CENSUS: Pakis, immigrants and muzzies drive white population from London. And if you complain they’ll call you racist!”

It’s meant to be repugnant. It’s meant to be horrible to read. We’ve written before about how satire should come from a place of anger, and that tweet absolutely was. The article, and the comments below it, carried the same levels of racism, hate, fear and lies as contained in those offensive terms, and I was just cutting through the bullshit.

The Daily Mail feeds on that kind of attitude. It is a fundamentally racist publication; purposely creating division among races (and, to give them their credit, economic class, gender, sexuality and any other classification of person you wish to name). The overriding theme is of an (indigenous) white population under siege from an invading army of foreigners typified, at least by their pictures editor, by women in burkas flicking the V.

The comments sections is overflowing with carefully moderated insinuation. There’s no space for considered thought, or debate, or rationality. It’s a free-for-all gripefest about how, well, the pakis, immigrants and muzzies are ruining everything. For example, a recent article about a primary school where all the children speak English as a second language improving it’s OFSTED report was met with the following top rated responses:

primaryschoolcomments

 

The important thing here isn’t that the comments were made, it’s that they were approved by the paper and approved of by its readers. These are opinions constructed from a promoted worldview of suspicion and propaganda because, above all else, it brings in the bucks.

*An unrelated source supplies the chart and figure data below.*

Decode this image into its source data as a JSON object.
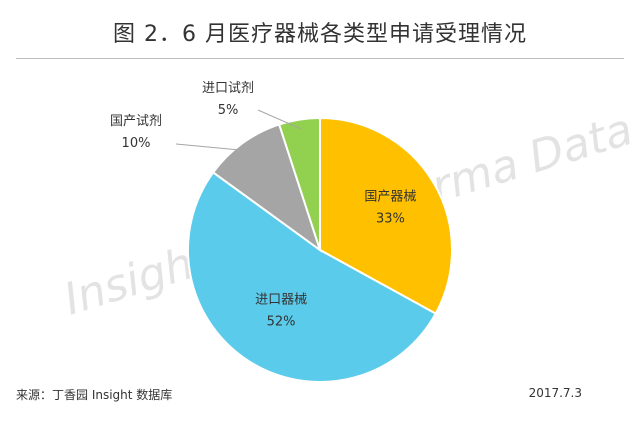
{
  "chart_data": {
    "type": "pie",
    "title": "图 2．6 月医疗器械各类型申请受理情况",
    "slices": [
      {
        "label": "国产器械",
        "value": 33,
        "value_label": "33%",
        "color": "#FFC000"
      },
      {
        "label": "进口器械",
        "value": 52,
        "value_label": "52%",
        "color": "#5BCBEB"
      },
      {
        "label": "国产试剂",
        "value": 10,
        "value_label": "10%",
        "color": "#A5A5A5"
      },
      {
        "label": "进口试剂",
        "value": 5,
        "value_label": "5%",
        "color": "#92D050"
      }
    ],
    "start_angle_deg": 0,
    "direction": "clockwise"
  },
  "watermark": "Insight China Pharma Data",
  "footer": {
    "source": "来源：丁香园 Insight 数据库",
    "date": "2017.7.3"
  }
}
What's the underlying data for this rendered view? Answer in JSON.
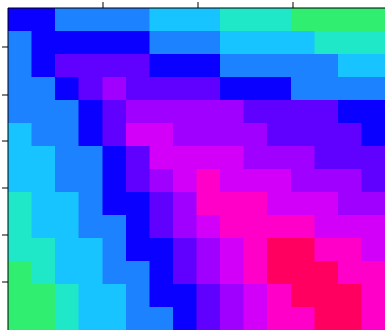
{
  "chart_data": {
    "type": "heatmap",
    "colors": [
      "#30ef70",
      "#1ee8c8",
      "#18c4ff",
      "#1c82ff",
      "#0a00ff",
      "#6000ff",
      "#a000ff",
      "#d200f8",
      "#ff00c8",
      "#ff0060"
    ],
    "z": [
      [
        4,
        4,
        3,
        3,
        3,
        3,
        2,
        2,
        2,
        1,
        1,
        1,
        0,
        0,
        0,
        0
      ],
      [
        3,
        4,
        4,
        4,
        4,
        4,
        3,
        3,
        3,
        2,
        2,
        2,
        2,
        1,
        1,
        1
      ],
      [
        3,
        4,
        5,
        5,
        5,
        5,
        4,
        4,
        4,
        3,
        3,
        3,
        3,
        3,
        2,
        2
      ],
      [
        3,
        3,
        4,
        5,
        6,
        5,
        5,
        5,
        5,
        4,
        4,
        4,
        3,
        3,
        3,
        3
      ],
      [
        3,
        3,
        3,
        4,
        5,
        6,
        6,
        6,
        6,
        6,
        5,
        5,
        5,
        5,
        4,
        4
      ],
      [
        2,
        3,
        3,
        4,
        5,
        7,
        7,
        6,
        6,
        6,
        6,
        5,
        5,
        5,
        5,
        4
      ],
      [
        2,
        2,
        3,
        3,
        4,
        5,
        7,
        7,
        7,
        7,
        6,
        6,
        6,
        5,
        5,
        5
      ],
      [
        2,
        2,
        3,
        3,
        4,
        5,
        6,
        7,
        8,
        7,
        7,
        7,
        6,
        6,
        6,
        5
      ],
      [
        1,
        2,
        2,
        3,
        4,
        4,
        5,
        6,
        8,
        8,
        8,
        7,
        7,
        7,
        6,
        6
      ],
      [
        1,
        2,
        2,
        3,
        3,
        4,
        5,
        6,
        7,
        8,
        8,
        8,
        8,
        7,
        7,
        7
      ],
      [
        1,
        1,
        2,
        2,
        3,
        4,
        4,
        5,
        6,
        7,
        8,
        9,
        9,
        8,
        8,
        7
      ],
      [
        0,
        1,
        2,
        2,
        3,
        3,
        4,
        5,
        6,
        7,
        8,
        9,
        9,
        9,
        8,
        8
      ],
      [
        0,
        0,
        1,
        2,
        2,
        3,
        4,
        4,
        5,
        6,
        7,
        8,
        9,
        9,
        9,
        8
      ],
      [
        0,
        0,
        1,
        2,
        2,
        3,
        3,
        4,
        5,
        6,
        7,
        8,
        8,
        9,
        9,
        8
      ]
    ]
  }
}
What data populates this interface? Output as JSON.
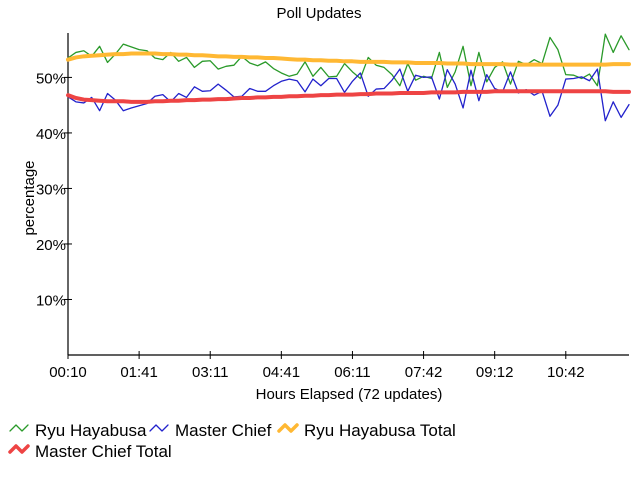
{
  "chart_data": {
    "type": "line",
    "title": "Poll Updates",
    "xlabel": "Hours Elapsed (72 updates)",
    "ylabel": "percentage",
    "x_ticks": [
      "00:10",
      "01:41",
      "03:11",
      "04:41",
      "06:11",
      "07:42",
      "09:12",
      "10:42"
    ],
    "y_ticks": [
      {
        "value": 10,
        "label": "10%"
      },
      {
        "value": 20,
        "label": "20%"
      },
      {
        "value": 30,
        "label": "30%"
      },
      {
        "value": 40,
        "label": "40%"
      },
      {
        "value": 50,
        "label": "50%"
      }
    ],
    "ylim": [
      0,
      58
    ],
    "n_updates": 72,
    "grid": false,
    "legend_position": "bottom-left",
    "series": [
      {
        "name": "Ryu Hayabusa",
        "color": "#2a9a2a",
        "line_width": 1.3,
        "values": [
          53.5,
          54.5,
          54.8,
          53.8,
          55.6,
          52.7,
          54.2,
          56.0,
          55.5,
          55.0,
          54.8,
          53.5,
          53.2,
          54.5,
          52.9,
          53.6,
          51.8,
          52.9,
          53.0,
          51.5,
          52.0,
          52.2,
          53.8,
          52.6,
          52.1,
          52.8,
          51.6,
          50.8,
          50.2,
          50.6,
          52.8,
          50.2,
          51.8,
          50.1,
          50.2,
          52.5,
          51.0,
          49.8,
          53.6,
          52.2,
          51.8,
          50.5,
          48.5,
          52.5,
          49.5,
          50.2,
          49.8,
          54.5,
          48.2,
          51.0,
          55.6,
          48.5,
          54.5,
          49.2,
          51.8,
          52.8,
          48.8,
          52.9,
          52.3,
          53.2,
          52.5,
          57.2,
          55.0,
          50.5,
          50.4,
          49.8,
          50.6,
          48.5,
          57.8,
          54.5,
          57.5,
          55.0
        ]
      },
      {
        "name": "Master Chief",
        "color": "#2222cc",
        "line_width": 1.3,
        "values": [
          46.5,
          45.6,
          45.4,
          46.4,
          44.0,
          47.1,
          45.9,
          44.0,
          44.5,
          44.9,
          45.3,
          46.6,
          46.9,
          45.6,
          47.1,
          46.4,
          48.3,
          47.5,
          47.6,
          48.8,
          47.7,
          46.5,
          46.6,
          48.0,
          47.5,
          47.5,
          48.5,
          49.3,
          49.7,
          49.4,
          47.4,
          49.7,
          48.5,
          49.8,
          49.8,
          47.3,
          49.3,
          50.8,
          46.6,
          47.9,
          48.0,
          49.5,
          51.5,
          47.5,
          50.4,
          50.0,
          50.1,
          46.1,
          51.4,
          48.8,
          44.5,
          51.3,
          45.8,
          50.5,
          48.0,
          47.4,
          51.0,
          47.2,
          47.8,
          46.8,
          47.5,
          43.0,
          45.0,
          49.7,
          49.8,
          50.1,
          49.4,
          51.5,
          42.2,
          45.6,
          42.8,
          45.1
        ]
      },
      {
        "name": "Ryu Hayabusa Total",
        "color": "#ffb833",
        "line_width": 4,
        "values": [
          53.2,
          53.6,
          53.8,
          53.9,
          54.0,
          54.1,
          54.2,
          54.2,
          54.3,
          54.3,
          54.3,
          54.3,
          54.2,
          54.2,
          54.1,
          54.1,
          54.0,
          54.0,
          53.9,
          53.8,
          53.8,
          53.7,
          53.7,
          53.6,
          53.6,
          53.5,
          53.5,
          53.4,
          53.3,
          53.2,
          53.2,
          53.1,
          53.1,
          53.0,
          53.0,
          52.9,
          52.9,
          52.8,
          52.8,
          52.8,
          52.8,
          52.7,
          52.7,
          52.7,
          52.6,
          52.6,
          52.6,
          52.6,
          52.5,
          52.5,
          52.5,
          52.4,
          52.4,
          52.4,
          52.4,
          52.4,
          52.3,
          52.3,
          52.3,
          52.3,
          52.3,
          52.3,
          52.3,
          52.3,
          52.3,
          52.3,
          52.3,
          52.3,
          52.3,
          52.4,
          52.4,
          52.4
        ]
      },
      {
        "name": "Master Chief Total",
        "color": "#ee4444",
        "line_width": 4,
        "values": [
          46.8,
          46.3,
          46.0,
          45.9,
          45.8,
          45.7,
          45.7,
          45.7,
          45.6,
          45.6,
          45.6,
          45.7,
          45.7,
          45.8,
          45.8,
          45.9,
          45.9,
          46.0,
          46.0,
          46.1,
          46.1,
          46.2,
          46.3,
          46.3,
          46.4,
          46.4,
          46.5,
          46.5,
          46.6,
          46.6,
          46.7,
          46.7,
          46.8,
          46.8,
          46.9,
          46.9,
          46.9,
          47.0,
          47.0,
          47.1,
          47.1,
          47.1,
          47.2,
          47.2,
          47.2,
          47.2,
          47.3,
          47.3,
          47.3,
          47.3,
          47.4,
          47.4,
          47.4,
          47.4,
          47.5,
          47.5,
          47.5,
          47.5,
          47.5,
          47.5,
          47.5,
          47.5,
          47.5,
          47.5,
          47.5,
          47.5,
          47.5,
          47.5,
          47.5,
          47.4,
          47.4,
          47.4
        ]
      }
    ]
  }
}
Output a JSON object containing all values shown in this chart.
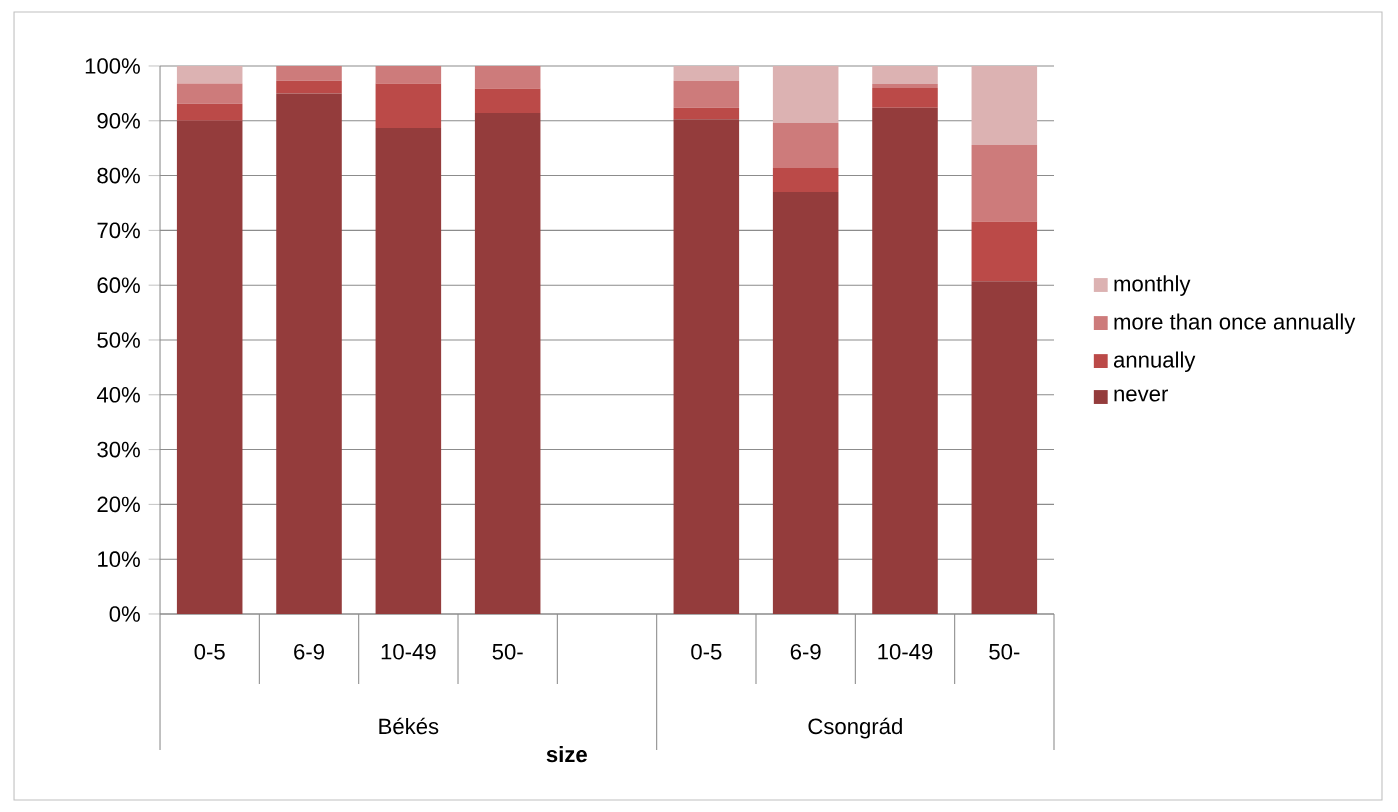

I didn’t publish that census tweet in the end, not because it wasn’t valid but because I just didn’t really want our followers to have those words appear in their timelines. People wouldn’t have retweeted it, and if in some bizarre way the tweet had become widely popular it would almost certainly have lost it’s ironic context pretty quickly.

There’s another joke that I’ve sat on for over a year now about the Taxpayers Alliance. I’m fairly sure it’s ok, it’s just really… vulgar… and while there is a larger point behind it, I’m not sure that’ll come through enough and all it’ll be noted for is the vulgarity.

I will say this, though: Daily Mail readers seem kind of like cunts.